Prove this: Among any 6 natural numbers in a row (e.g. 20,21,22,23,24,25) there's at least 2 of them which have no common divisor larger than 1.

Ben-CS
All you need too do in this case is prove that the LCD (Least Common Denominator) of two consecutive integers is 1. It then follows that m consecutive integers have at least m - 1 pairs of integers that have no common divisors greater than 1. But, since I am a Sadistic Mathematician, I shall leave the proof as an exercise for the reader.

Good, Ben-CS. Except the L in LCD means largest not least. - Anyone?

Ben-CS
We're both wrong: It should be GCF, for Greatest Common Factor. (Those *...* fractions are messing with my mind!)

Njorl
call the numbers x, x+1, x+2...x+5

Now, either x or x+1 is even, along with two other numbers. Regardless, we can redefine the set that is not divisible by 2 as y,y+2,y+4 with y defined as odd. The other numbers are multiples of 2.

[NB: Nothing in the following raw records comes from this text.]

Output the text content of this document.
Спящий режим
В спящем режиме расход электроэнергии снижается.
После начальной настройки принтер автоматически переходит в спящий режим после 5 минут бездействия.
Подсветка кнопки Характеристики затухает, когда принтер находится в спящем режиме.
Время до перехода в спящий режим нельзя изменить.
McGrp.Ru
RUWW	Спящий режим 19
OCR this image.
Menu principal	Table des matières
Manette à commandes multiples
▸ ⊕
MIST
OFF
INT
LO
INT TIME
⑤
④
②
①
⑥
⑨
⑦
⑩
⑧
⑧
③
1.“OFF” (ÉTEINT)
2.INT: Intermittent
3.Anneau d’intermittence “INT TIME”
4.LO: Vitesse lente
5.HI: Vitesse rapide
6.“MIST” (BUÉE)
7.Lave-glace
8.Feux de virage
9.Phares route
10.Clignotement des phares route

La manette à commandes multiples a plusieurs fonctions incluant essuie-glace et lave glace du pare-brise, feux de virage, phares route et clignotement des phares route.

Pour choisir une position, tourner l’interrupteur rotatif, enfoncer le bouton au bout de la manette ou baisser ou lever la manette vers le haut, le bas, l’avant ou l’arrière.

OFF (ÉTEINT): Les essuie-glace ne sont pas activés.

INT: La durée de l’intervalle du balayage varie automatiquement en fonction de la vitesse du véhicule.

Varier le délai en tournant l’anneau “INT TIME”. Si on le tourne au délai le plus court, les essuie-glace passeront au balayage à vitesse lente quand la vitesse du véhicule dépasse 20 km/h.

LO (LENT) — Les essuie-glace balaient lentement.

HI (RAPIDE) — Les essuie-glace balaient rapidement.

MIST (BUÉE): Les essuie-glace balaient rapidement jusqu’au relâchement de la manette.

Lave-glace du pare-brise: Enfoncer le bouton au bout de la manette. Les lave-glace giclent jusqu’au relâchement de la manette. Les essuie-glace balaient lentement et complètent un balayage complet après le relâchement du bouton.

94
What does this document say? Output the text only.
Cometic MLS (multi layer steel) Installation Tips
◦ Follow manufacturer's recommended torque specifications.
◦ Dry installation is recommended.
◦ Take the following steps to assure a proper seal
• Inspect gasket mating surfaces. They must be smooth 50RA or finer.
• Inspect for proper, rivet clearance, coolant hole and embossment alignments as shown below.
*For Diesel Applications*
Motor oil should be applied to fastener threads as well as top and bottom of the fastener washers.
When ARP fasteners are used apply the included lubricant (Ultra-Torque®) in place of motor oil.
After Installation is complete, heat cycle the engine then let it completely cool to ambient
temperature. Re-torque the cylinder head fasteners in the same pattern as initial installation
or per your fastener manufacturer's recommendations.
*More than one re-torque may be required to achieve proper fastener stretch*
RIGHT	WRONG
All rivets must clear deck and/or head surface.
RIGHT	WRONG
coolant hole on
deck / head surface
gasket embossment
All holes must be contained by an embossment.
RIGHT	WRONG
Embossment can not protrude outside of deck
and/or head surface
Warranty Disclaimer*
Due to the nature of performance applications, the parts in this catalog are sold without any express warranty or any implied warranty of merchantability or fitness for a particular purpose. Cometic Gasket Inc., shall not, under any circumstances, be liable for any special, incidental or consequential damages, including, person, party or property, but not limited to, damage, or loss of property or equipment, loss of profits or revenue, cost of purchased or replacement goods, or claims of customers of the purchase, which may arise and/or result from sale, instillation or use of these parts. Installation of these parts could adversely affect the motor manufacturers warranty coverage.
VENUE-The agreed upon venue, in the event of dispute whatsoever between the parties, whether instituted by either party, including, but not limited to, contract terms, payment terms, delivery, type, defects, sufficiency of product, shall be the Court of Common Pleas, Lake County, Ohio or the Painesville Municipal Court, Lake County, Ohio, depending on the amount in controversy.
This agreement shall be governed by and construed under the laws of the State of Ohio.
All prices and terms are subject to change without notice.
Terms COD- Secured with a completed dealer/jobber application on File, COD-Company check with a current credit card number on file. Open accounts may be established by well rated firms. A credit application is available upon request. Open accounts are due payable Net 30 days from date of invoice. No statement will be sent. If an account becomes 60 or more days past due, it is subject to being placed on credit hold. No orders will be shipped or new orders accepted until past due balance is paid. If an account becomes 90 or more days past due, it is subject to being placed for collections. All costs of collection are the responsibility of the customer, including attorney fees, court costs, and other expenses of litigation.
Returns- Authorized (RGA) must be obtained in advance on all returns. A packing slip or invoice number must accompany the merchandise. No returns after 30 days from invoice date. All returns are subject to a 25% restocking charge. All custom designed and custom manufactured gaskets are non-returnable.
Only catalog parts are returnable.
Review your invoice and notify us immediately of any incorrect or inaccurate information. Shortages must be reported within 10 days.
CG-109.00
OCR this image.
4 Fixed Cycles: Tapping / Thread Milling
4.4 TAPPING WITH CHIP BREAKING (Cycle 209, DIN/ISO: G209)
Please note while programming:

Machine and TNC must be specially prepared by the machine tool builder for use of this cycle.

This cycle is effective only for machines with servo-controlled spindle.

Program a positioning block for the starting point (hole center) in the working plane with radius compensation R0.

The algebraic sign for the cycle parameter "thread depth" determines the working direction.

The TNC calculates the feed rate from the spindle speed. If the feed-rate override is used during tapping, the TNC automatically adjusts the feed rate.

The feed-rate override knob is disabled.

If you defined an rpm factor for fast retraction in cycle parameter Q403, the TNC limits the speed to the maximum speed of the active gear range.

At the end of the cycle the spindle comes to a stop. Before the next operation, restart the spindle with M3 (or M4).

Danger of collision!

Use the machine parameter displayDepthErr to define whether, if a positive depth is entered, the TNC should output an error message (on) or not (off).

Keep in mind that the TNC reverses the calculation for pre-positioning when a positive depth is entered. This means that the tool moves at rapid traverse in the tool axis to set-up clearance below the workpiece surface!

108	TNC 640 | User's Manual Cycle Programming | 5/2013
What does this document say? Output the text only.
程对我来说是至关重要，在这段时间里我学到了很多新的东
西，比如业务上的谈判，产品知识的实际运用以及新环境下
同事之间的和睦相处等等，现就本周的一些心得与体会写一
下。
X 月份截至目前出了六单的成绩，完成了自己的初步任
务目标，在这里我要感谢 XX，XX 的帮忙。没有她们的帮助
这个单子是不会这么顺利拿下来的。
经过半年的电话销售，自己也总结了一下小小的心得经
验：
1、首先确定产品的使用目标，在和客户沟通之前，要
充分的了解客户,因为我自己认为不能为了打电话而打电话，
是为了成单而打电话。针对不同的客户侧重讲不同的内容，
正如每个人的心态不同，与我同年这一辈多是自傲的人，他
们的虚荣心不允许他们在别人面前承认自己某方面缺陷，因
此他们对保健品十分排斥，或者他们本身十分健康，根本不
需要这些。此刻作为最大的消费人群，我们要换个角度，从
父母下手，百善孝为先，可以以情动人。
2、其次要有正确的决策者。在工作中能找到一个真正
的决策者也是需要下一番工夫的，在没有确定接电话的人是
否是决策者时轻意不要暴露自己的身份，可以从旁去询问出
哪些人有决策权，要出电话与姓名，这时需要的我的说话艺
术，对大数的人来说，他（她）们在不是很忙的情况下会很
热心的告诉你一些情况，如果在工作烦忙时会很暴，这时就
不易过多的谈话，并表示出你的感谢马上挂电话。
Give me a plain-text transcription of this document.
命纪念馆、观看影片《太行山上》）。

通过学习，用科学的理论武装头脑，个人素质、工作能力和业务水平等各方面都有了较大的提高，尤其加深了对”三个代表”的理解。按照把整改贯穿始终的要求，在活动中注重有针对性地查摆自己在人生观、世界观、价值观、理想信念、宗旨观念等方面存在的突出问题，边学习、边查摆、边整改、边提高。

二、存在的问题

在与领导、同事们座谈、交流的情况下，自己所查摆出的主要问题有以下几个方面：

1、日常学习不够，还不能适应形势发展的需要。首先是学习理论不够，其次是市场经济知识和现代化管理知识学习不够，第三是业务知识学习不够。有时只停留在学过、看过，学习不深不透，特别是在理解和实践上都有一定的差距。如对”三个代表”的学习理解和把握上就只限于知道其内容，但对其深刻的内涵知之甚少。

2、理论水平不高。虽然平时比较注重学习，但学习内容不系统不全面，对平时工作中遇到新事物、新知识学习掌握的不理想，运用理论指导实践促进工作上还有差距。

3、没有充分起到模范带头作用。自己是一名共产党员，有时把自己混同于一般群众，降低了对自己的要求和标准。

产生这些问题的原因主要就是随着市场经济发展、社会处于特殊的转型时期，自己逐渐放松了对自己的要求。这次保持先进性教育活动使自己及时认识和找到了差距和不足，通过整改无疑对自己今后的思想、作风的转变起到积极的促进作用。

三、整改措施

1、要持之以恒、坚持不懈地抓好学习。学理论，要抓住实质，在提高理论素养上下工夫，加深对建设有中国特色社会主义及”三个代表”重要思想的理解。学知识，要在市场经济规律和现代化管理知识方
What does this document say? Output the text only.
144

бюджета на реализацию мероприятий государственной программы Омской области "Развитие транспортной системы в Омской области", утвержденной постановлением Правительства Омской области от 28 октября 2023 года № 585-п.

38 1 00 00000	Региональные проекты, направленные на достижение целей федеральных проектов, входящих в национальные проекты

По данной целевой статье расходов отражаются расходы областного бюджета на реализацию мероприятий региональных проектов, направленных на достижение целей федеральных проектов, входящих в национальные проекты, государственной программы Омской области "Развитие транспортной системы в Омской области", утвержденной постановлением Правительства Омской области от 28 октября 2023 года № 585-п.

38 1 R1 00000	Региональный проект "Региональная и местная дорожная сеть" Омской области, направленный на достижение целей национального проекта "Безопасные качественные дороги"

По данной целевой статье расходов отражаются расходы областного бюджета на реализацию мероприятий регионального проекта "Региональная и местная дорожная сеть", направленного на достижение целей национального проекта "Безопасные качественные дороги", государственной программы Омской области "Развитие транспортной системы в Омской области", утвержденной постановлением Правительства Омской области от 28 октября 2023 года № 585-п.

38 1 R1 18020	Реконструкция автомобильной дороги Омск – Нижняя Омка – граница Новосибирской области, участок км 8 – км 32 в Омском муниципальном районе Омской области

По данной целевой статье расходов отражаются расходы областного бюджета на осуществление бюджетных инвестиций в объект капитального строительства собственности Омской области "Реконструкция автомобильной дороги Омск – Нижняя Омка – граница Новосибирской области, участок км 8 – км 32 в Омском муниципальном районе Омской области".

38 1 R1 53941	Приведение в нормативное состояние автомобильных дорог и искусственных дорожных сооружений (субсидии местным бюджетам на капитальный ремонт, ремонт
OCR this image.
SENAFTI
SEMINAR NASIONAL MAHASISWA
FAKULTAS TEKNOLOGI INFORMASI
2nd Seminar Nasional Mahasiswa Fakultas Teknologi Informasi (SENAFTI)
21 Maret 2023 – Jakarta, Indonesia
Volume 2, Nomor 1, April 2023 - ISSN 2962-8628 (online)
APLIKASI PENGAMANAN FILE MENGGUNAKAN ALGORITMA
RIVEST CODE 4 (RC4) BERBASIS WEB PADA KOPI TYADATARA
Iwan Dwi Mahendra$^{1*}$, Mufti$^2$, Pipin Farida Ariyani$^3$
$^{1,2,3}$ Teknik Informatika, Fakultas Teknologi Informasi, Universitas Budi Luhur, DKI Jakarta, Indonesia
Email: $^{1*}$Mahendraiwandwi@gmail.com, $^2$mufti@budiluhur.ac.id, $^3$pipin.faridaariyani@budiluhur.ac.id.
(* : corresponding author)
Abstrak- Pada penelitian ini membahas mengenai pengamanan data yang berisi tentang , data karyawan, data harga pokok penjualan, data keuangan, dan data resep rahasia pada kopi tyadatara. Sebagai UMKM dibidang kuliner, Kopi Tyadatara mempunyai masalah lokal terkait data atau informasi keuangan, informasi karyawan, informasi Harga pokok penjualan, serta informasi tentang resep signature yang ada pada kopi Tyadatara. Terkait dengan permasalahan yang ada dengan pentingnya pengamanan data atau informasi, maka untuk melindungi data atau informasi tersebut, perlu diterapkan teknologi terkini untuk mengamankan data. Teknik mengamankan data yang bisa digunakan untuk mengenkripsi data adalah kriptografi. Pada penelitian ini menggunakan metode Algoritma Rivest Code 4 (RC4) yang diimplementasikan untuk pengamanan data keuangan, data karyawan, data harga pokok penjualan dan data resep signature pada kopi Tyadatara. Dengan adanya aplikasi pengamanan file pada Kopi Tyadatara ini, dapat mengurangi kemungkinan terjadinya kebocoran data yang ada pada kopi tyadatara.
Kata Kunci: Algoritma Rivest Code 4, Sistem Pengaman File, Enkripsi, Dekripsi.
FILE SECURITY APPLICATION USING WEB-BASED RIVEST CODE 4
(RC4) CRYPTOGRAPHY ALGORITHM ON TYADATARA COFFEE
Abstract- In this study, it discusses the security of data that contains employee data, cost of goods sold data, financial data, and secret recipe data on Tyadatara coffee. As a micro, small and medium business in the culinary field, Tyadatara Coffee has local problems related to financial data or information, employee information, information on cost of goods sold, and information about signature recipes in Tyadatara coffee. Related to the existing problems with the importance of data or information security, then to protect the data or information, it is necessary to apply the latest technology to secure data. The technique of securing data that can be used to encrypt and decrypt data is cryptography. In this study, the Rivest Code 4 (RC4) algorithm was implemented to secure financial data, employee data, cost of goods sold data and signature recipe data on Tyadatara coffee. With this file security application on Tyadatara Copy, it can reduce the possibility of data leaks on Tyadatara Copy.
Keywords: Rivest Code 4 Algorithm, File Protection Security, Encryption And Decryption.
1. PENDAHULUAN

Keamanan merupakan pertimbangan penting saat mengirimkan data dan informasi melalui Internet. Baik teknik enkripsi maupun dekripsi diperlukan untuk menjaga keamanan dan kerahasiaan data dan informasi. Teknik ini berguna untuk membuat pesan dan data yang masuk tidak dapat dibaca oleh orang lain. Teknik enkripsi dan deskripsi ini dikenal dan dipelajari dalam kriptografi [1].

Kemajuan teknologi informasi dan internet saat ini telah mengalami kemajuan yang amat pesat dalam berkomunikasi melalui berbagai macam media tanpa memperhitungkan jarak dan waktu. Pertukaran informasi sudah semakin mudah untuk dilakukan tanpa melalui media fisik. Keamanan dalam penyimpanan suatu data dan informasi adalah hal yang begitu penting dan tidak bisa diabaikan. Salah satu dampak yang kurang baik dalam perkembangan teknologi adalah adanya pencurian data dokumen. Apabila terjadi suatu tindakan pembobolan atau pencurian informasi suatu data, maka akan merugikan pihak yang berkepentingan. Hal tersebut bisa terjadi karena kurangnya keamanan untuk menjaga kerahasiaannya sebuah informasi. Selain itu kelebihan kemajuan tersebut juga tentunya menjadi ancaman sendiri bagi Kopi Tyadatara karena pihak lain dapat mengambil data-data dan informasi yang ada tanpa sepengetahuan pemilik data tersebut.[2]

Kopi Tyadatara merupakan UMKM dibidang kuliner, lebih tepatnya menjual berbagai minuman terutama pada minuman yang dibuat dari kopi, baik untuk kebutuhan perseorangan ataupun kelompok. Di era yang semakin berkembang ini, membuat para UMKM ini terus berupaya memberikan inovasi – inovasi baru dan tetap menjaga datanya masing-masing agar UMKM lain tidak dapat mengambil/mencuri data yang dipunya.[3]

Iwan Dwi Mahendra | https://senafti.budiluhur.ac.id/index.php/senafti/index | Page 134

Only one of these can be divisble by 3. Any multiple of 3 +/- 2 or 4 is not a multiple of 3.

We might think that if y is a multiple of 4, that y+4 would be as well, but none of them is even, so none of them is a multiple of 4.

For any higher multiples, if y=nz, where z>4, (n+1)z>y+4, ruling out higher multiples.

Njorl

Correct IMO, Njorl.

Another problem:

consider a set of 11 numbers

Define the that sets can you do the following:
Remove 1 arbritary number from the set then divide the set in to 2 subsets of 5 numbers each and make sure that the sum of the numbers of the first subset equals the sum of the numbers of the second subset.